To this day, there is no knowing what the future of mobility looks like. There are many solutions out there for a variety of applications and many believe that net-zero cannot be achieved with one solution alone.
Range anxiety provides a great example of this. Realistically, the lack of range is causing stress among drivers that are unaware of the best opportunities to charge their vehicles. While this is inconvenient for many, it’s not life threatening. Take the same scenario to a long-haul and similar problems could cause catastrophic events, therefore making it redundant as a solution for rapid decarbonisation of international aviation.
With that said, hydrogen fuel-cell technology piqued the interest of many across all transport sectors for its ability to eliminate greenhouse gas (GHG) emission, and cater for a variety of needs across cities, in rural areas, and overseas.
However, such a significant energy overhaul requires innovation and infrastructure, which is still under research, but Rolls-Royce hopes to accelerate these opportunities through its Power Systems business unit.
Rolls-Royce accelerates its hydrogen energy development
Rolls-Royce is very much embedded in the sustainable transport space, as well as many transport sector activities. Having recognised hydrogen as a suitable long-term solution for zero-emission transport, it has been developing its very own electrolyser, which was catalysed by its part acquisition of Hoeller Electrolyzer.
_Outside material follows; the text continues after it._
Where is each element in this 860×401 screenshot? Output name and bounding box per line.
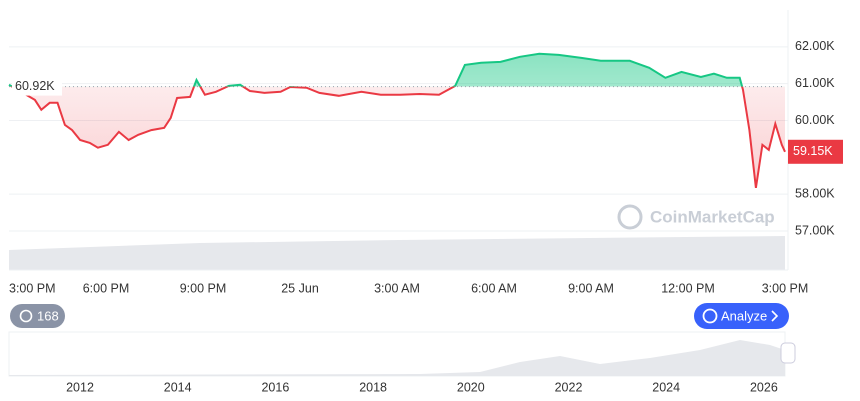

“We see hydrogen as one of the central elements of the energy transition. It can be used to store renewable energy and as a fuel for engines, fuel cells and combined heat and power plants to generate climate-neutral electricity and heat and is the basis for so-called e-fuels,” says Dr Daniel Chatterjee, Director Sustainability, Technology Strategy & Regulatory Affairs at Rolls-Royce Power Systems.
"The common goal of Rolls-Royce and Hoeller Electrolyzer is to develop a solution to produce hydrogen with green energy at low cost and on a large scale. This also creates the opportunity to store and use solar and wind power, thus making an important contribution to the energy transition.”
Leading the industry down the hydrogen route
Based in Friedrichshafen, Germany, Rolls-Royce Power Systems is focused on the next-generation of propulsion and will do so by testing its MTU Solutions hydrogen and fuel-cell systems.
“Our new facilities will cover a large part of the hydrogen value chain - from infrastructure to production, distribution and use,” says Norbert Markert, Head of the H2Infrastructure project at Rolls-Royce Power systems.
“The project presents some challenges in terms of engineering, safety and regulatory approvals. Our customers will benefit from our experience.”
The Baden-Württemberg Ministry for the Environment recognised the demand to increase hydrogen infrastructure as the industry holds the key credentials for sustainable transportation. This is why subsidies were granted by the Ministry in April 2023.
“We now need a rapid ramp-up of the hydrogen industry,” says Thekla Walker, Baden-Württemberg’s Energy Minister
“To achieve this, we must also provide greater support for the construction of infrastructure such as hydrogen pipelines or electrolysers in our projects, because hydrogen and fuel cell technologies are of central importance when it comes to noticeably reducing the economy’s greenhouse gas emissions in the future.”